Você fecha os olhos e respira fundo e quando os abre, ainda está lá. E não existe alternativa a não ser enfrentar a situação, ou fugir dela. O que é bom quando está na realidade, porque se você corre... Você corre. Mas quando está sonhando, você flutua de uma forma nada legal como se tivesse toneladas em cima de você. Pelo menos nisso, a realidade era bem melhor.
Não que Soo Yun estivesse pensando em toneladas ou corridas encarando o espelho, mas sair correndo dali era a única opção da sua lista. Nunca fora covarde e se orgulhava disso, então não teria problema em ser uma vez ou outra. Certo?
- Errado! – Nari entrou parecendo ler seus pensamentos.
- O quê?
- Está encarando o espelho e pensando em sair da boate correndo. E está achando que essa é a melhor opção. Mas não é!
- Não é Nari? Não é? O que quer que eu faça? Vá até o meio da pista de dança onde provavelmente ele está agarrado com uma qualquer e o faça ir para casa comigo?

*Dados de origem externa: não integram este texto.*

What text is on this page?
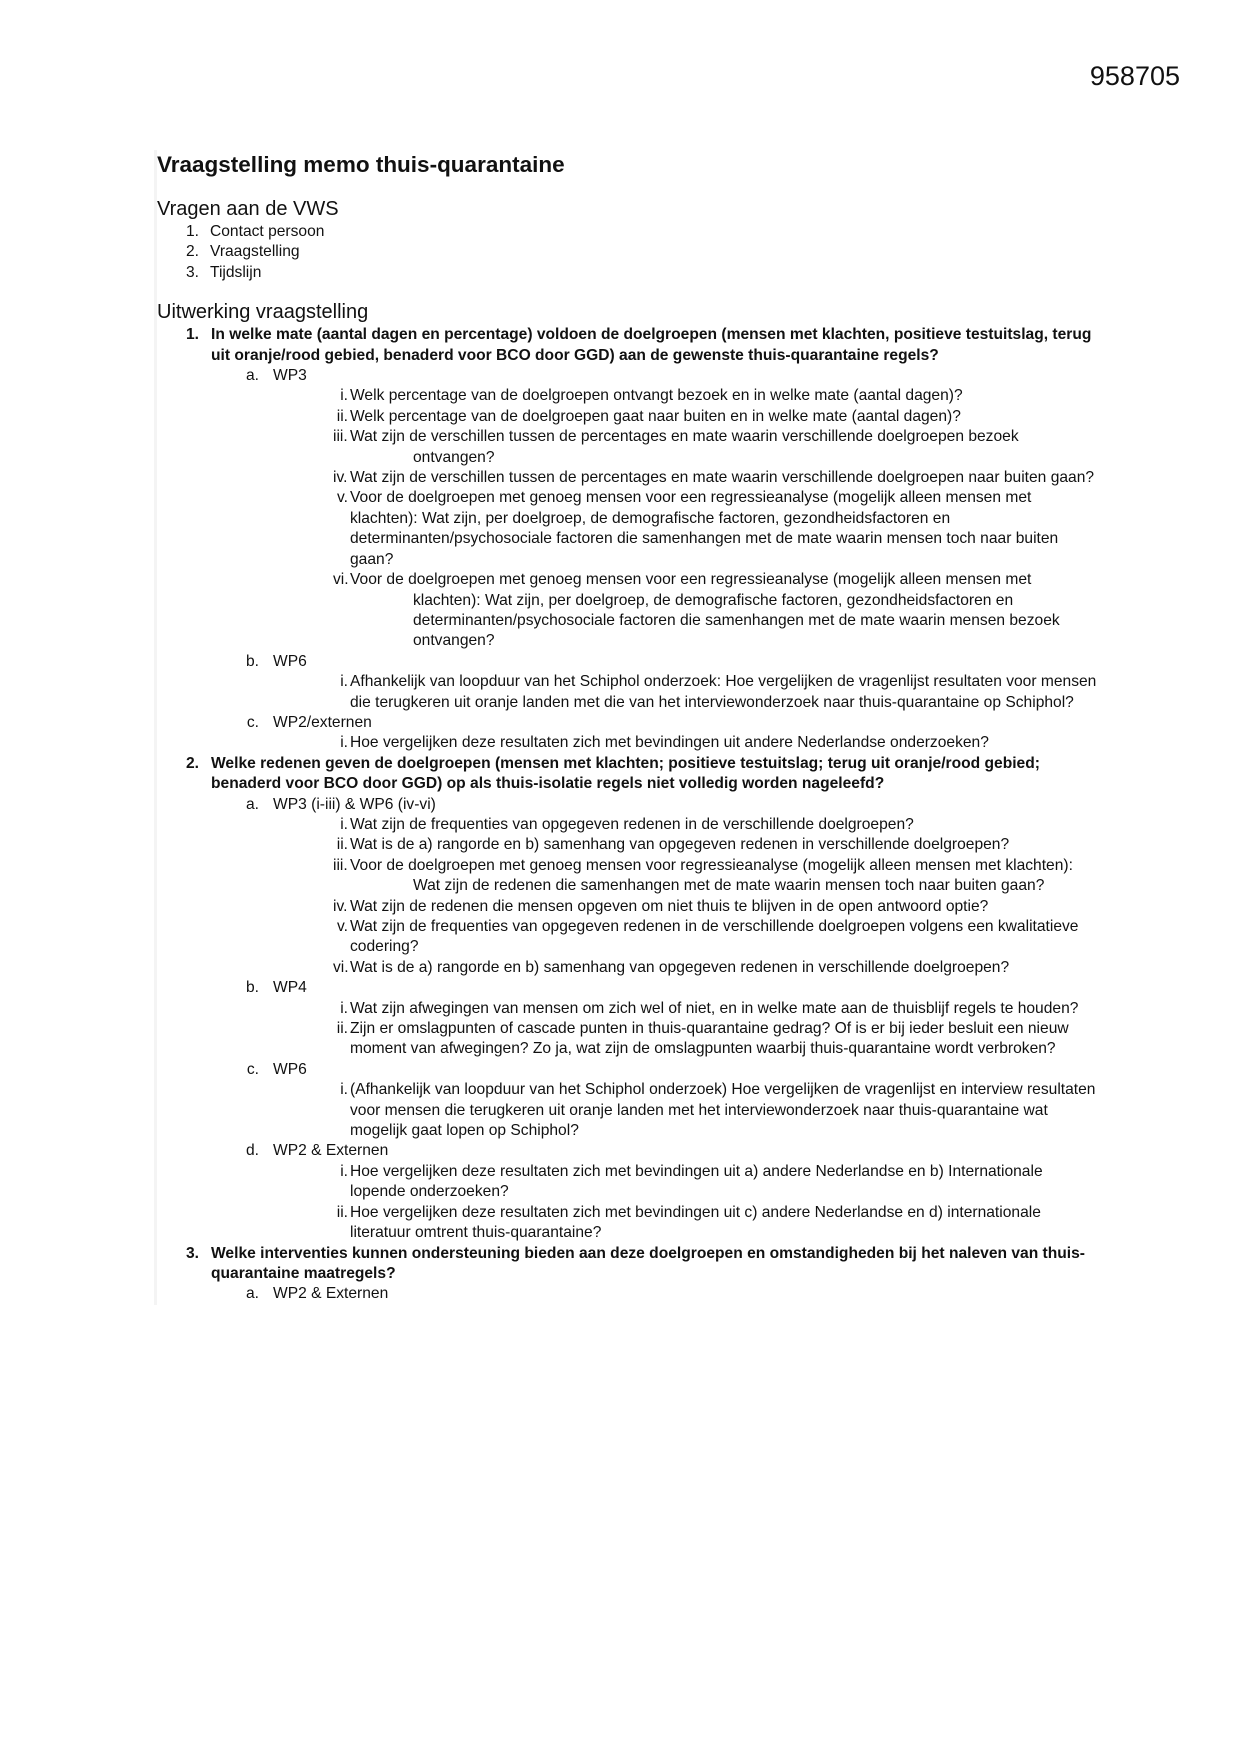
958705
Vraagstelling memo thuis-quarantaine
Vragen aan de VWS
1. Contact persoon
2. Vraagstelling
3. Tijdslijn
Uitwerking vraagstelling
1. In welke mate (aantal dagen en percentage) voldoen de doelgroepen (mensen met klachten, positieve testuitslag, terug uit oranje/rood gebied, benaderd voor BCO door GGD) aan de gewenste thuis-quarantaine regels?
a. WP3
i. Welk percentage van de doelgroepen ontvangt bezoek en in welke mate (aantal dagen)?
ii. Welk percentage van de doelgroepen gaat naar buiten en in welke mate (aantal dagen)?
iii. Wat zijn de verschillen tussen de percentages en mate waarin verschillende doelgroepen bezoek ontvangen?
iv. Wat zijn de verschillen tussen de percentages en mate waarin verschillende doelgroepen naar buiten gaan?
v. Voor de doelgroepen met genoeg mensen voor een regressieanalyse (mogelijk alleen mensen met klachten): Wat zijn, per doelgroep, de demografische factoren, gezondheidsfactoren en determinanten/psychosociale factoren die samenhangen met de mate waarin mensen toch naar buiten gaan?
vi. Voor de doelgroepen met genoeg mensen voor een regressieanalyse (mogelijk alleen mensen met klachten): Wat zijn, per doelgroep, de demografische factoren, gezondheidsfactoren en determinanten/psychosociale factoren die samenhangen met de mate waarin mensen bezoek ontvangen?
b. WP6
i. Afhankelijk van loopduur van het Schiphol onderzoek: Hoe vergelijken de vragenlijst resultaten voor mensen die terugkeren uit oranje landen met die van het interviewonderzoek naar thuis-quarantaine op Schiphol?
c. WP2/externen
i. Hoe vergelijken deze resultaten zich met bevindingen uit andere Nederlandse onderzoeken?
2. Welke redenen geven de doelgroepen (mensen met klachten; positieve testuitslag; terug uit oranje/rood gebied; benaderd voor BCO door GGD) op als thuis-isolatie regels niet volledig worden nageleefd?
a. WP3 (i-iii) & WP6 (iv-vi)
i. Wat zijn de frequenties van opgegeven redenen in de verschillende doelgroepen?
ii. Wat is de a) rangorde en b) samenhang van opgegeven redenen in verschillende doelgroepen?
iii. Voor de doelgroepen met genoeg mensen voor regressieanalyse (mogelijk alleen mensen met klachten): Wat zijn de redenen die samenhangen met de mate waarin mensen toch naar buiten gaan?
iv. Wat zijn de redenen die mensen opgeven om niet thuis te blijven in de open antwoord optie?
v. Wat zijn de frequenties van opgegeven redenen in de verschillende doelgroepen volgens een kwalitatieve codering?
vi. Wat is de a) rangorde en b) samenhang van opgegeven redenen in verschillende doelgroepen?
b. WP4
i. Wat zijn afwegingen van mensen om zich wel of niet, en in welke mate aan de thuisblijf regels te houden?
ii. Zijn er omslagpunten of cascade punten in thuis-quarantaine gedrag? Of is er bij ieder besluit een nieuw moment van afwegingen? Zo ja, wat zijn de omslagpunten waarbij thuis-quarantaine wordt verbroken?
c. WP6
i. (Afhankelijk van loopduur van het Schiphol onderzoek) Hoe vergelijken de vragenlijst en interview resultaten voor mensen die terugkeren uit oranje landen met het interviewonderzoek naar thuis-quarantaine wat mogelijk gaat lopen op Schiphol?
d. WP2 & Externen
i. Hoe vergelijken deze resultaten zich met bevindingen uit a) andere Nederlandse en b) Internationale lopende onderzoeken?
ii. Hoe vergelijken deze resultaten zich met bevindingen uit c) andere Nederlandse en d) internationale literatuur omtrent thuis-quarantaine?
3. Welke interventies kunnen ondersteuning bieden aan deze doelgroepen en omstandigheden bij het naleven van thuis-quarantaine maatregels?
a. WP2 & Externen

- E não é isso o que você quer?
- É claro que é isso o que quero, mas as coisas não são tão simples assim. Minha vida não é uma novela Nari e minha paciência tampouco. O ser humano cultiva ódio e direciona-o para alguma direção. Sou a direção do Jin.
- Mas foi sempre assim, se gosta dele não seja covarde, tente mais uma vez. Explique mais uma vez, fale mais uma vez.
- Não Nari, nosso relacionamento se tornou toxico para os dois. Não tenho que fazer mais nada, tentei explicar e ele tinha a opção de me ouvir ou não. Ele fez a escolha dele. Não estou sendo covarde, só gosto demais dele para continuar aqui.
- Isso está errado Soo, não é certo.
- Não é, mas eu vou fazer o que? Ninguém morre de amor, vou passar por isso.
Nari apenas encarava a amiga. Sabia que ela não queria dizer exatamente aquilo, como também sabia que seria apenas isso. Soo Yun crescera dessa forma, tentava e dava o seu melhor em tudo, se as coisas dessem certo, muito bem. Se não dessem, pra quê perder tempo?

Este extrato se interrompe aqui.